Yerel seçimler yaklaştıkça, iktidar ve muhalefet partilerinin adayları birer birer açıklandıkça; Gazi Mustafa Kemal Atatürk’ün bize emanet ettiği güzel vatanımızda siyasetin yerlerde süründüğüne bir defa daha şahit olmaktayız.
İnsanın bir inancı, bir fikri, bir ideali, bir duruşu, geleceğe dair bir hayali olur. İnsanın yaşama gayesi de bu eksende şekillenir.
Yüce Allah’ın kendine muhatap kabul edip yarattığı insanoğlu yaşam tarzını, dostunu, düşmanını seçer, bir ölçü dahilinde yaşamaya çalışır. Bu konuda başarısı nispetinde gerek Allah gerek kul nazarında değer bulur.
Zaten yüce Allah, kullarını bu dünya sahnesinde imtihan için yarattığını; kimin güzel kimin kötü işler yapacağını tespit edeceğini hem bizatihi kendinin şahitlik edeceğini hem kulları hem melekleri şahit tutacağını haber vermiştir.
“O ki, hanginizin daha güzel davranacağını sınamak için ölümü ve hayatı yaratmıştır. O, mutlak galiptir, çok bağışlayıcıdır.” (Mülk/2)
“Fakat Allah, sana indirdiğiyle şahitlik eder ki, O, bunu kendi ilmiyle indirmiştir. Melekler de şahittirler. Şahit olarak Allah yeter.” (Nisa/166)

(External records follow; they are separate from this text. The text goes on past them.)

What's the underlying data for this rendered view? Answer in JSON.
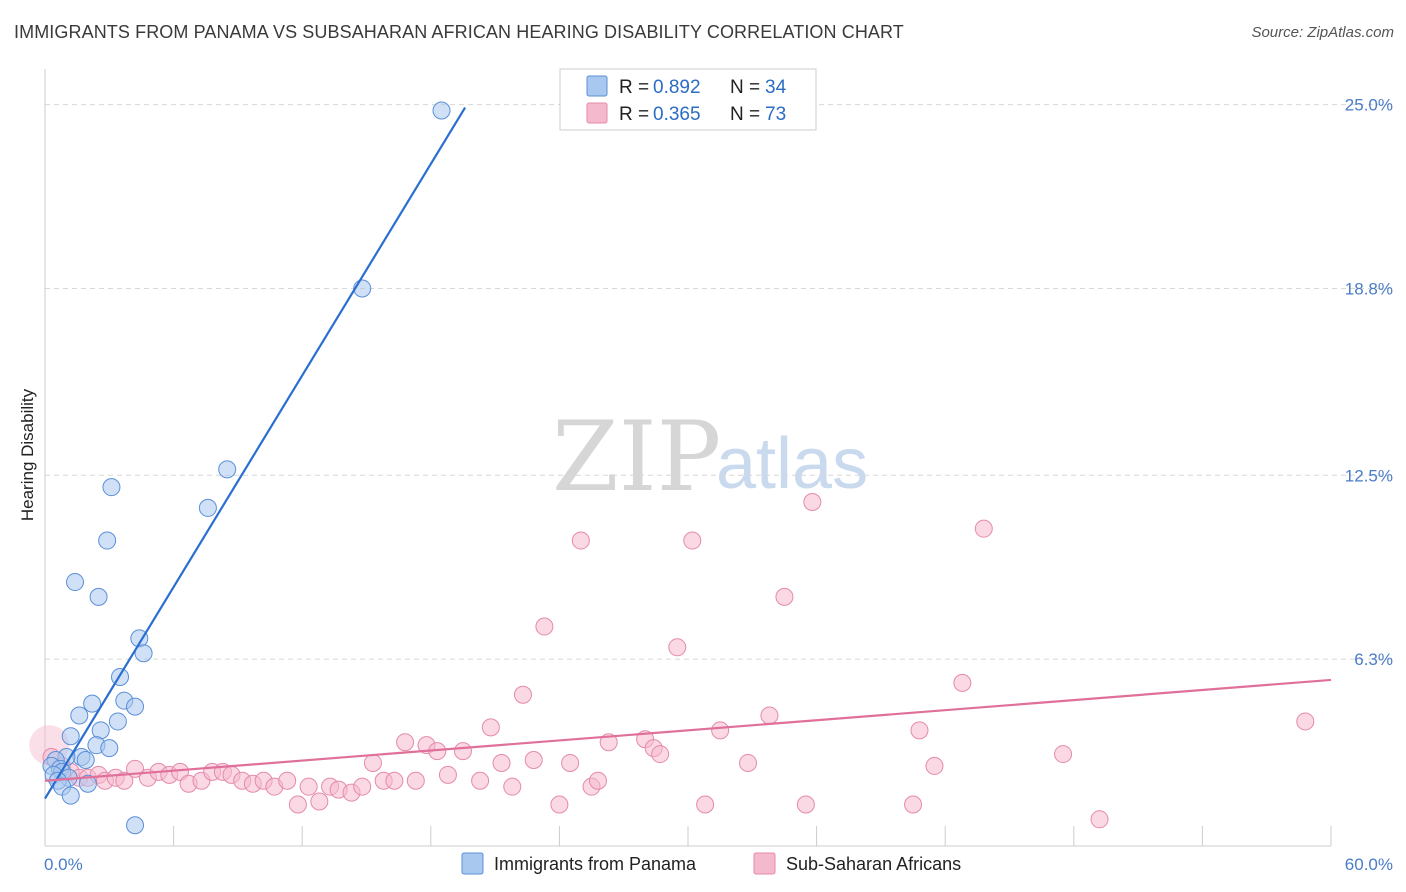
{
  "header": {
    "title": "IMMIGRANTS FROM PANAMA VS SUBSAHARAN AFRICAN HEARING DISABILITY CORRELATION CHART",
    "source": "Source: ZipAtlas.com"
  },
  "watermark": {
    "zip": "ZIP",
    "atlas": "atlas"
  },
  "colors": {
    "blue_fill": "#a9c8f0",
    "blue_stroke": "#5b8fd6",
    "blue_line": "#2a6fd0",
    "pink_fill": "#f5b9cd",
    "pink_stroke": "#e58aab",
    "pink_line": "#e0709a",
    "grid": "#d8d8d8",
    "axis": "#cccccc"
  },
  "legend": {
    "rows": [
      {
        "r_label": "R = ",
        "r_value": "0.892",
        "n_label": "N = ",
        "n_value": "34"
      },
      {
        "r_label": "R = ",
        "r_value": "0.365",
        "n_label": "N = ",
        "n_value": "73"
      }
    ]
  },
  "chart_data": {
    "type": "scatter",
    "title": "IMMIGRANTS FROM PANAMA VS SUBSAHARAN AFRICAN HEARING DISABILITY CORRELATION CHART",
    "xlabel": "",
    "ylabel": "Hearing Disability",
    "xlim": [
      0,
      60
    ],
    "ylim": [
      0,
      26.2
    ],
    "x_tick_labels": [
      "0.0%",
      "60.0%"
    ],
    "y_ticks": [
      6.3,
      12.5,
      18.8,
      25.0
    ],
    "y_tick_labels": [
      "6.3%",
      "12.5%",
      "18.8%",
      "25.0%"
    ],
    "grid": true,
    "series": [
      {
        "name": "Immigrants from Panama",
        "color": "#a9c8f0",
        "trend": {
          "x": [
            0,
            19.6
          ],
          "y": [
            1.6,
            24.9
          ]
        },
        "points": [
          {
            "x": 18.5,
            "y": 24.8
          },
          {
            "x": 14.8,
            "y": 18.8
          },
          {
            "x": 8.5,
            "y": 12.7
          },
          {
            "x": 7.6,
            "y": 11.4
          },
          {
            "x": 3.1,
            "y": 12.1
          },
          {
            "x": 2.9,
            "y": 10.3
          },
          {
            "x": 1.4,
            "y": 8.9
          },
          {
            "x": 2.5,
            "y": 8.4
          },
          {
            "x": 4.4,
            "y": 7.0
          },
          {
            "x": 4.6,
            "y": 6.5
          },
          {
            "x": 3.5,
            "y": 5.7
          },
          {
            "x": 3.7,
            "y": 4.9
          },
          {
            "x": 4.2,
            "y": 4.7
          },
          {
            "x": 2.2,
            "y": 4.8
          },
          {
            "x": 1.6,
            "y": 4.4
          },
          {
            "x": 3.4,
            "y": 4.2
          },
          {
            "x": 2.6,
            "y": 3.9
          },
          {
            "x": 1.2,
            "y": 3.7
          },
          {
            "x": 2.4,
            "y": 3.4
          },
          {
            "x": 3.0,
            "y": 3.3
          },
          {
            "x": 1.7,
            "y": 3.0
          },
          {
            "x": 1.0,
            "y": 3.0
          },
          {
            "x": 1.9,
            "y": 2.9
          },
          {
            "x": 0.5,
            "y": 2.9
          },
          {
            "x": 0.3,
            "y": 2.7
          },
          {
            "x": 0.7,
            "y": 2.6
          },
          {
            "x": 0.8,
            "y": 2.5
          },
          {
            "x": 0.4,
            "y": 2.4
          },
          {
            "x": 1.1,
            "y": 2.3
          },
          {
            "x": 0.6,
            "y": 2.2
          },
          {
            "x": 2.0,
            "y": 2.1
          },
          {
            "x": 0.8,
            "y": 2.0
          },
          {
            "x": 1.2,
            "y": 1.7
          },
          {
            "x": 4.2,
            "y": 0.7
          }
        ]
      },
      {
        "name": "Sub-Saharan Africans",
        "color": "#f5b9cd",
        "trend": {
          "x": [
            0,
            60
          ],
          "y": [
            2.2,
            5.6
          ]
        },
        "points": [
          {
            "x": 0.3,
            "y": 3.0
          },
          {
            "x": 0.8,
            "y": 2.7
          },
          {
            "x": 1.2,
            "y": 2.5
          },
          {
            "x": 1.6,
            "y": 2.3
          },
          {
            "x": 2.0,
            "y": 2.3
          },
          {
            "x": 2.5,
            "y": 2.4
          },
          {
            "x": 2.8,
            "y": 2.2
          },
          {
            "x": 3.3,
            "y": 2.3
          },
          {
            "x": 3.7,
            "y": 2.2
          },
          {
            "x": 4.2,
            "y": 2.6
          },
          {
            "x": 4.8,
            "y": 2.3
          },
          {
            "x": 5.3,
            "y": 2.5
          },
          {
            "x": 5.8,
            "y": 2.4
          },
          {
            "x": 6.3,
            "y": 2.5
          },
          {
            "x": 6.7,
            "y": 2.1
          },
          {
            "x": 7.3,
            "y": 2.2
          },
          {
            "x": 7.8,
            "y": 2.5
          },
          {
            "x": 8.3,
            "y": 2.5
          },
          {
            "x": 8.7,
            "y": 2.4
          },
          {
            "x": 9.2,
            "y": 2.2
          },
          {
            "x": 9.7,
            "y": 2.1
          },
          {
            "x": 10.2,
            "y": 2.2
          },
          {
            "x": 10.7,
            "y": 2.0
          },
          {
            "x": 11.3,
            "y": 2.2
          },
          {
            "x": 11.8,
            "y": 1.4
          },
          {
            "x": 12.3,
            "y": 2.0
          },
          {
            "x": 12.8,
            "y": 1.5
          },
          {
            "x": 13.3,
            "y": 2.0
          },
          {
            "x": 13.7,
            "y": 1.9
          },
          {
            "x": 14.3,
            "y": 1.8
          },
          {
            "x": 14.8,
            "y": 2.0
          },
          {
            "x": 15.3,
            "y": 2.8
          },
          {
            "x": 15.8,
            "y": 2.2
          },
          {
            "x": 16.3,
            "y": 2.2
          },
          {
            "x": 16.8,
            "y": 3.5
          },
          {
            "x": 17.3,
            "y": 2.2
          },
          {
            "x": 17.8,
            "y": 3.4
          },
          {
            "x": 18.3,
            "y": 3.2
          },
          {
            "x": 18.8,
            "y": 2.4
          },
          {
            "x": 19.5,
            "y": 3.2
          },
          {
            "x": 20.3,
            "y": 2.2
          },
          {
            "x": 20.8,
            "y": 4.0
          },
          {
            "x": 21.3,
            "y": 2.8
          },
          {
            "x": 21.8,
            "y": 2.0
          },
          {
            "x": 22.3,
            "y": 5.1
          },
          {
            "x": 22.8,
            "y": 2.9
          },
          {
            "x": 23.3,
            "y": 7.4
          },
          {
            "x": 24.0,
            "y": 1.4
          },
          {
            "x": 24.5,
            "y": 2.8
          },
          {
            "x": 25.0,
            "y": 10.3
          },
          {
            "x": 25.5,
            "y": 2.0
          },
          {
            "x": 25.8,
            "y": 2.2
          },
          {
            "x": 26.3,
            "y": 3.5
          },
          {
            "x": 28.0,
            "y": 3.6
          },
          {
            "x": 28.4,
            "y": 3.3
          },
          {
            "x": 28.7,
            "y": 3.1
          },
          {
            "x": 29.5,
            "y": 6.7
          },
          {
            "x": 30.2,
            "y": 10.3
          },
          {
            "x": 30.8,
            "y": 1.4
          },
          {
            "x": 31.5,
            "y": 3.9
          },
          {
            "x": 32.8,
            "y": 2.8
          },
          {
            "x": 33.8,
            "y": 4.4
          },
          {
            "x": 34.5,
            "y": 8.4
          },
          {
            "x": 35.5,
            "y": 1.4
          },
          {
            "x": 35.8,
            "y": 11.6
          },
          {
            "x": 40.5,
            "y": 1.4
          },
          {
            "x": 40.8,
            "y": 3.9
          },
          {
            "x": 41.5,
            "y": 2.7
          },
          {
            "x": 42.8,
            "y": 5.5
          },
          {
            "x": 43.8,
            "y": 10.7
          },
          {
            "x": 47.5,
            "y": 3.1
          },
          {
            "x": 49.2,
            "y": 0.9
          },
          {
            "x": 58.8,
            "y": 4.2
          }
        ]
      }
    ]
  }
}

Dünyada kötülükten korunup iyiliğe hizmet etmenin, doğru olan ölçülere uymanın, doğru kalmanın, ne kadar zor olduğunu ancak Peygamberler, kâmil insanlar ve hesap korkusu taşıyanlar anlamışlar.
Âlemlere Rahmet Hazreti Muhammed (s.a.v.), bir hadislerinde doğru olabilmenin ne kadar zor bir iş olduğuna dikkat çekmiştir: “Hud suresi Beni kocattı”
Peygamberimizin dikkat çekmek istediği Hud suresi 112. Ayettir. “Öyle ise emrolunduğun gibi dosdoğru ol. Beraberindeki tevbe edenler de dosdoğru olsunlar. Hak ve adalet ölçülerini aşmayın. Şüphesiz O yaptıklarınızı hakkıyla görür”
İlahi mesajı anlamaktan gafil olanlar da bu dünyanın oyun ve oyuncaklığına aldanmış, dünyanın cilvesine kapılmış, çalmış-çırpmış, almış-satmış ama sonunda hesap vermek üzere Rabbinin huzuruna çıkmaktan kurtulamamıştır.
İnsanların yaşam tarzına, düşünce yapısına, insanca yaşayıp yaşayamamasına, direk etki eden siyaset sahnesi; eski siyasilerin söylem ve eylemeleriyle çok kirlenmiştir. Dün kara dediğine bugün ak diyenler; sözde dindar, sözde muhafazakâr, sözde Atatürkçü diye adı geçenler; ideal diye yılladır milletimize yutturdukları şeyleri inkâr etmektedirler. Bu sebeple iktidar uğruna, makam uğruna, “omurgasız bir siyaset” oluşmuştur.
En son meclis oylaması, mevcutların ne kadar omurgasız bir siyaset izlediğini anlamak için yeterlidir. İsveç’in NATO’ya alınmaması gerektiği konusunda mangalda kül bırakmayanlar, bugün sözlerini inkâr ettiler ve söylemlerinin tersi bir eylem ortaya koydular.
Bütün olumsuzluklara rağmen bugün milletimize “omurgasız siyasete” mahkûm olmadığını hatırlatan bir lider, bir kadro mevcuttur.
Prof. Dr. Haydar Baş’ın özenle yetiştirdiği, Av. Hüseyin Baş ve lideri olduğu Bağımsız Türkiye Partisi, milletimize kapılarını sonuna kadar açmıştır. Bu seçimde size dayatılan “omurgasız siyasete” ders, BTP kadrolarına da bir şans verme zamanıdır.
Yazımızı BTP lideri Av. Hüseyin Baş’ın son Twettir mesajıyla bitirelim:
“Ey muhafazakârlar, Kur’an-ı Kerim yakılmasına müsaade eden İsveç’e evet dediniz.
Ey milliyetçiler, PKK’ya destek veren İsveç’e evet dediniz.
Ey Atatürkçüler, Türkiye Cumhuriyeti’ne aleni düşmanlık yapan İsveç’e evet dediniz.
Yazıklar olsun…”
Şimdi sıra sizde; siz de sandıkta bunlara ‘yazıklar olsun deyip’ “omurgasız siyaseti” saf dışı bırakınız.